After the first shock of surprise and disappointment had passed his feelings boiled down to a slow scorching hate of destiny. The thought of God occurred to him, among other things, and he laughed. Why did people ever take it into their heads to deny the existence of God? Of course there was a God; nothing but a divine will could possibly have arranged that he should be thwarted in an honest love—not merely once, mind you, but twice—by the one person in the world whom he could not oppose. Such things were beyond the realm of chance or reason. During one part of his wanderings he laughed aloud, several separate times, at the monumental humor of it all. A man such as he was, in the full pride of his youth and strength, strong in body, strong in mind, strong in will and character, twitched hither and yon by the lightest whimsical breath of an all-powerful divinity—it was supremely funny, in its coarse, horrible way.
"Oh, yes, it's a good joke, God," he said aloud once or twice; "it's a damned good joke."
It is significant that he thought very little of Madge now. He experienced none of the sudden sharp twinges of memory that he had known on a former occasion. At that time, as he now realized, only one side of his nature had been stirred, and that a rather silly, unimportant side. Now his whole being, or at least all that was best and strongest in his being, was affected. He had loved Beatrice only with his eyes and his imagination. He loved Madge with the full strength of his heart and soul and mind. And heart, soul and mind being cheated of their right, united in an alliance of hate and revenge against the fate that had cheated them.

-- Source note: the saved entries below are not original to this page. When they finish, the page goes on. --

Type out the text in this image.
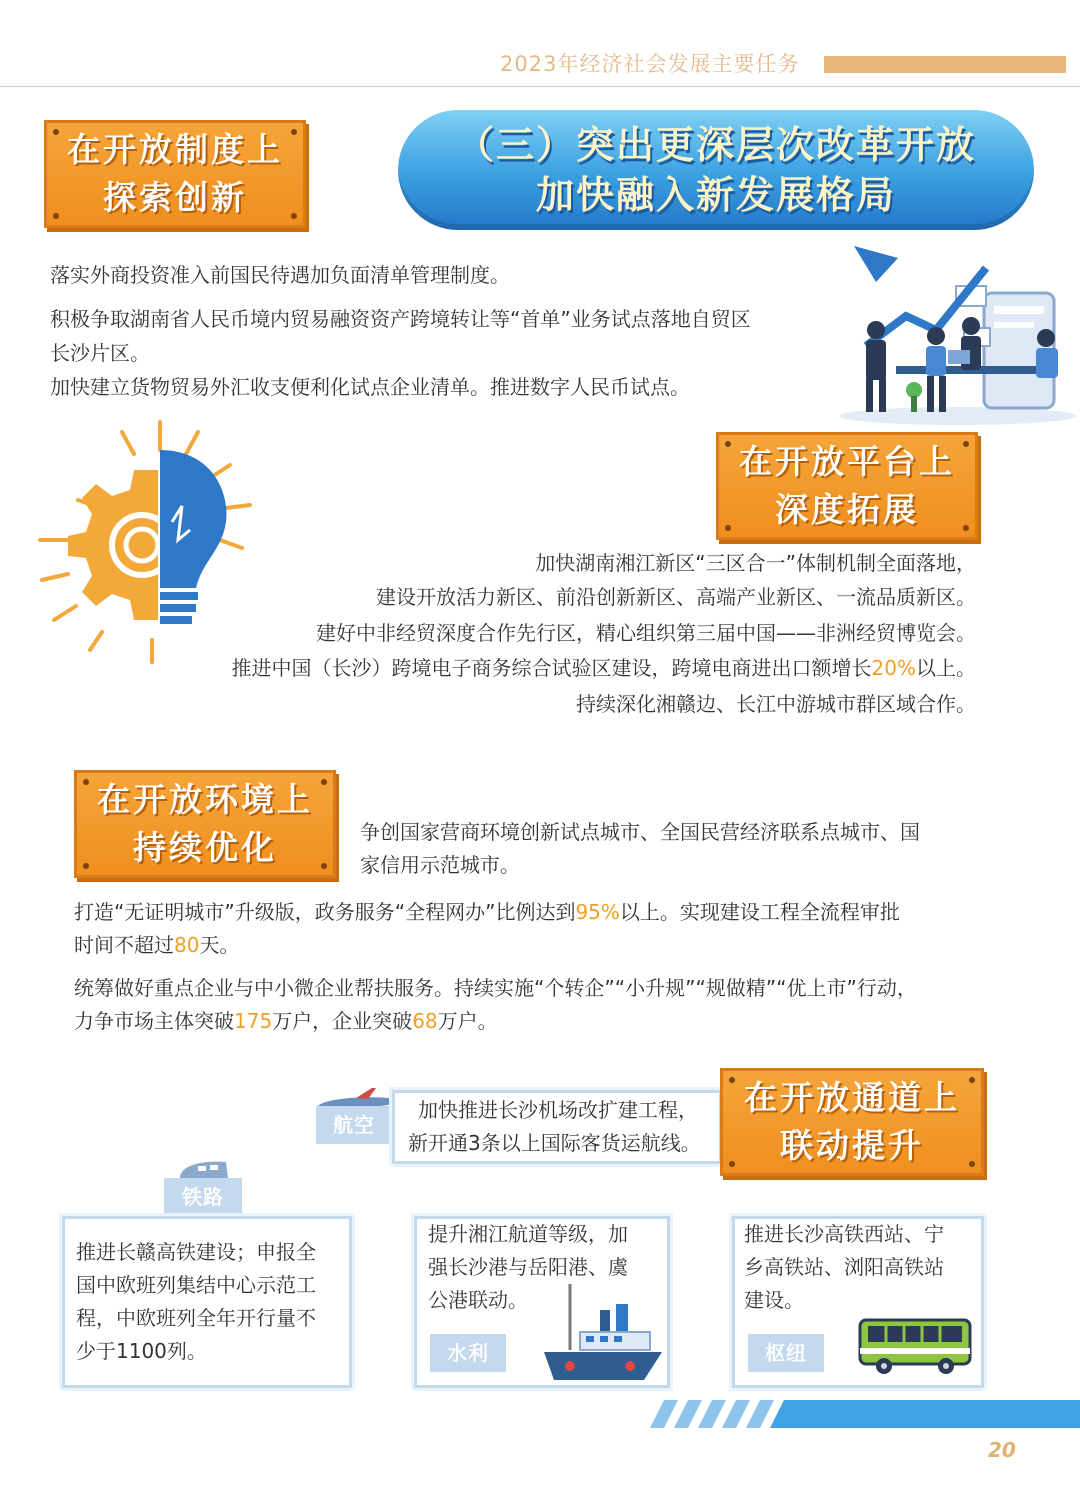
2023年经济社会发展主要任务
在开放制度上
探索创新
（三）突出更深层次改革开放
加快融入新发展格局
落实外商投资准入前国民待遇加负面清单管理制度。
积极争取湖南省人民币境内贸易融资资产跨境转让等“首单”业务试点落地自贸区
长沙片区。
加快建立货物贸易外汇收支便利化试点企业清单。推进数字人民币试点。
在开放平台上
深度拓展
加快湖南湘江新区“三区合一”体制机制全面落地，
建设开放活力新区、前沿创新新区、高端产业新区、一流品质新区。
建好中非经贸深度合作先行区，精心组织第三届中国——非洲经贸博览会。
推进中国（长沙）跨境电子商务综合试验区建设，跨境电商进出口额增长20%以上。
持续深化湘赣边、长江中游城市群区域合作。
在开放环境上
持续优化	争创国家营商环境创新试点城市、全国民营经济联系点城市、国
家信用示范城市。
打造“无证明城市”升级版，政务服务“全程网办”比例达到95%以上。实现建设工程全流程审批
时间不超过80天。
统筹做好重点企业与中小微企业帮扶服务。持续实施“个转企”“小升规”“规做精”“优上市”行动，
力争市场主体突破175万户，企业突破68万户。
航空
加快推进长沙机场改扩建工程，
新开通3条以上国际客货运航线。
在开放通道上
联动提升
铁路
推进长赣高铁建设；申报全
国中欧班列集结中心示范工
程，中欧班列全年开行量不
少于1100列。
提升湘江航道等级，加
强长沙港与岳阳港、虞
公港联动。
水利
推进长沙高铁西站、宁
乡高铁站、浏阳高铁站
建设。
枢纽
20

He did not return to the house for dinner, and Aunt Selina supposed he had gone with Harry to the Gilsons'. He walked most of the night and when at last he reached home he found the door locked. Harry, of course, not finding him downstairs, had thought he had gone to bed and had locked everything. So he lay down in a cot hammock to await the coming of a hopeless day.

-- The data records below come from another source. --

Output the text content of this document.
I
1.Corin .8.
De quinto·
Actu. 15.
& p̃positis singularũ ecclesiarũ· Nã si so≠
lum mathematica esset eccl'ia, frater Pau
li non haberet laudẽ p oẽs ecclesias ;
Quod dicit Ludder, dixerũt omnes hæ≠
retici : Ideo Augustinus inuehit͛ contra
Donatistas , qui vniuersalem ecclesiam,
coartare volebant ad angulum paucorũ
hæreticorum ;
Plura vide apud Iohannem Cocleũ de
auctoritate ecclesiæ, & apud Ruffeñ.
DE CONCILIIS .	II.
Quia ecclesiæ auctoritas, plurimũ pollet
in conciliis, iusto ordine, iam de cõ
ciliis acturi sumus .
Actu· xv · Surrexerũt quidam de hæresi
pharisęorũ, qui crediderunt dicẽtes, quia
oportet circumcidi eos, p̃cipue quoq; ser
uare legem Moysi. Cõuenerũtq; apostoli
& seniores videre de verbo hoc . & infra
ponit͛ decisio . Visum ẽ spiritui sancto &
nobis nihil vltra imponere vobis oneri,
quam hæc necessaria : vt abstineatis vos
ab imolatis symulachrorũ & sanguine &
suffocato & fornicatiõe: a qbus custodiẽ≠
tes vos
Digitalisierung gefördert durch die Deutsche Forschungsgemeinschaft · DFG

He got some sleep; he did not see that dawn, after all. Awakened shortly after seven by a housemaid opening doors and windows, he slipped unobserved up to his room, undressed and took a cold bath. He supposed nothing would ever keep him from taking a cold bath before breakfast; nothing, that is, except lack of cold water. Strange, that cold water could effect what love, jealousy and company could not. He glanced out of the window. The weather had changed during the night and the day was clear and windy and snapping, a true forerunner of autumn. The sun and wind between them were whipping the sea into all sorts of shades of blue and purple, rimming it with a line of white along the blue coast of Maine over to the left. There was cold water enough for any one, enough to drown all the wretched souls ever born into a world of pain. How strange it was to think of how many unwilling souls that sea drowned every year, and yet had not taken him, who was so eminently willing! He could not deliberately seek death for himself, but he would be delighted to die by accident. No such luck, though; the fate, God, destiny, whatever you chose to call it, that had brought him twice into the same corner of terrestrial hell would see to that....

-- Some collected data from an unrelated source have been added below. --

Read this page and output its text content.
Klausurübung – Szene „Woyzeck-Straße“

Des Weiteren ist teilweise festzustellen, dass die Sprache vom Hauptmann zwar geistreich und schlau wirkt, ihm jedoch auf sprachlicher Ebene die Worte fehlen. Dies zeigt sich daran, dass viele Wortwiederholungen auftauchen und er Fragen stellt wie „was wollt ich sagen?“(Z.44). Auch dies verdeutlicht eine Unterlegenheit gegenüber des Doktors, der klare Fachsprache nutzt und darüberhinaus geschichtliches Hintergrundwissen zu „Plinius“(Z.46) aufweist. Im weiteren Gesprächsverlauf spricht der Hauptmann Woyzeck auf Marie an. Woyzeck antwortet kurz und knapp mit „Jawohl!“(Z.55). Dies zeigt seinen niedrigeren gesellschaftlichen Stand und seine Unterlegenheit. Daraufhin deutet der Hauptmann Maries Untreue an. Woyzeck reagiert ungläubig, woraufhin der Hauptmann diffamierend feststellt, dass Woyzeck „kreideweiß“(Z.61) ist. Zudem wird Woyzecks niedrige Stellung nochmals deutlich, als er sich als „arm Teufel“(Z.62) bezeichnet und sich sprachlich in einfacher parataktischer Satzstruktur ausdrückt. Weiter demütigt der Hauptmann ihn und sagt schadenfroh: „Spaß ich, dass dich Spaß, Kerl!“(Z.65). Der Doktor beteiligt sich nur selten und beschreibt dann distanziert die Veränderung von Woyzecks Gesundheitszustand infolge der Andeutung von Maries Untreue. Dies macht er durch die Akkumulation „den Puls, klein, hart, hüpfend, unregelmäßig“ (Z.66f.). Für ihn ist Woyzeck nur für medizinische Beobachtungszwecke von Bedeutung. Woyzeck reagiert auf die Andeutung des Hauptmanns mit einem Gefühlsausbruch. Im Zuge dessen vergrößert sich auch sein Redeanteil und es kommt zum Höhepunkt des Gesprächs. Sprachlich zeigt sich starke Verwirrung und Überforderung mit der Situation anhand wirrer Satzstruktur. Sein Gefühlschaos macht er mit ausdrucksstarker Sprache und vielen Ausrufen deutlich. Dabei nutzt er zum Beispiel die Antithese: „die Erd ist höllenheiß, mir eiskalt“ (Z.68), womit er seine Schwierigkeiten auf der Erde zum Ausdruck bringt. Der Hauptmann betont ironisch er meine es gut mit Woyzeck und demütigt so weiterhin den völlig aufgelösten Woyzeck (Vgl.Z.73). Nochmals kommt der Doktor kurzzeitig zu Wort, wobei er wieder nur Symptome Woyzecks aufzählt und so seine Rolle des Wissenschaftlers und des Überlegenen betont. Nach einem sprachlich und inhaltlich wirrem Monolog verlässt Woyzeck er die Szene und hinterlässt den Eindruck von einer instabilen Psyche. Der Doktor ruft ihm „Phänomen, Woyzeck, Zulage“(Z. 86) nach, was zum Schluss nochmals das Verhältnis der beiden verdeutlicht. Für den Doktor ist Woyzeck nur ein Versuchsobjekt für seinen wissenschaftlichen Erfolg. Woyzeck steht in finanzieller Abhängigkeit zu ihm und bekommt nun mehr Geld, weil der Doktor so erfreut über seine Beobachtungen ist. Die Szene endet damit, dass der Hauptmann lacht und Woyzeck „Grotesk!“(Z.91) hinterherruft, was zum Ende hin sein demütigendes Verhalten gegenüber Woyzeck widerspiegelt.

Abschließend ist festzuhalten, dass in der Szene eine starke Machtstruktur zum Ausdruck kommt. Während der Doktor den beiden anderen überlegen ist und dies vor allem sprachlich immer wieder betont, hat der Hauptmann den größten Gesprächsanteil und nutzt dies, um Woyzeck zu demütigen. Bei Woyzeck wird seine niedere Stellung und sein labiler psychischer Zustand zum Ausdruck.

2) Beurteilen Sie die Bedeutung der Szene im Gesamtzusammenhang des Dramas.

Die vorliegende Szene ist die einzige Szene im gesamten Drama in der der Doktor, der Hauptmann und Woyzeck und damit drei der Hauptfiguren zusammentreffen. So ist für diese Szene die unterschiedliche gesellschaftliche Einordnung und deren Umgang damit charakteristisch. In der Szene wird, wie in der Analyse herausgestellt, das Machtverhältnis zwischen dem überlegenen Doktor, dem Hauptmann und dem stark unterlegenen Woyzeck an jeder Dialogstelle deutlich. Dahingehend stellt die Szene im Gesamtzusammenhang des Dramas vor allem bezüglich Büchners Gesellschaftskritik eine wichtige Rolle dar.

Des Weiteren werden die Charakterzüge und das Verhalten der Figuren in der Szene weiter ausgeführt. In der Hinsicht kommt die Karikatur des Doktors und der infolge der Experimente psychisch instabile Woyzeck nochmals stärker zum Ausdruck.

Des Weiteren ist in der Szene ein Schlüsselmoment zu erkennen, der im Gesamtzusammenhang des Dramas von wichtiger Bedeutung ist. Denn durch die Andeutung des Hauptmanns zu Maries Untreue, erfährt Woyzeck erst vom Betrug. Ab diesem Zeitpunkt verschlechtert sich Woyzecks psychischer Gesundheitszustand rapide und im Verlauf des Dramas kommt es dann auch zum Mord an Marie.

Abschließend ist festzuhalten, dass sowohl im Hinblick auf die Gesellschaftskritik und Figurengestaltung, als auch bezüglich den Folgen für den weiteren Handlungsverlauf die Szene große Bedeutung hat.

As he was rubbing himself dry his eye fell on his reflection in a full-length mirror and almost involuntarily stopped there. He still had the pure Greek build of his college days, he noticed; the legs, the loins, the chest, the arms, the shoulders all showed the perfect combination of strength and freedom. He had not even the faults of over-development; his neck was not thick like a prize-fighter's nor did his calves bulge like those of many great athletes. And his head matched the rest of him, within and without. And all this perfection was brought to naught by the vagrant whim of a cynical power! A new wave of hate and rebellion, stronger than any he had yet felt, swept over him. Moved by a sudden impulse he threw aside his towel and advanced a step or two toward the mirror, raising his hands after the manner of a libation-pourer of old.
"I swear to you," he muttered between clenched teeth to the reflection that faced him; "I swear to you that nothing in me shall ever rest until I have got even with the Thing, god, devil or blind chance, that has brought me to this pass. It may come early or it may come late, but somehow, some day! I swear it."
There was something eminently satisfying in the juxtaposition of his nakedness of body to the stark intensity of his passion and the elemental fervor of his agnosticism. For James was now a thorough agnostic; turned into one overnight from a "good" Episcopalian—he had been confirmed way back in his school days—he realized his position and fairly reveled in the hopelessness and magnificence and bravery of it all. For it takes considerable bravery to become an agnostic, especially when you have a simple religious nature. James was in a state where the thought of being eternally damned gave him nothing but a savage joy. It was all very wicked, of course, but strong natures have a way of turning wicked when it becomes impossible for them to be good. There are some things that not even a schöne Seele can put up with.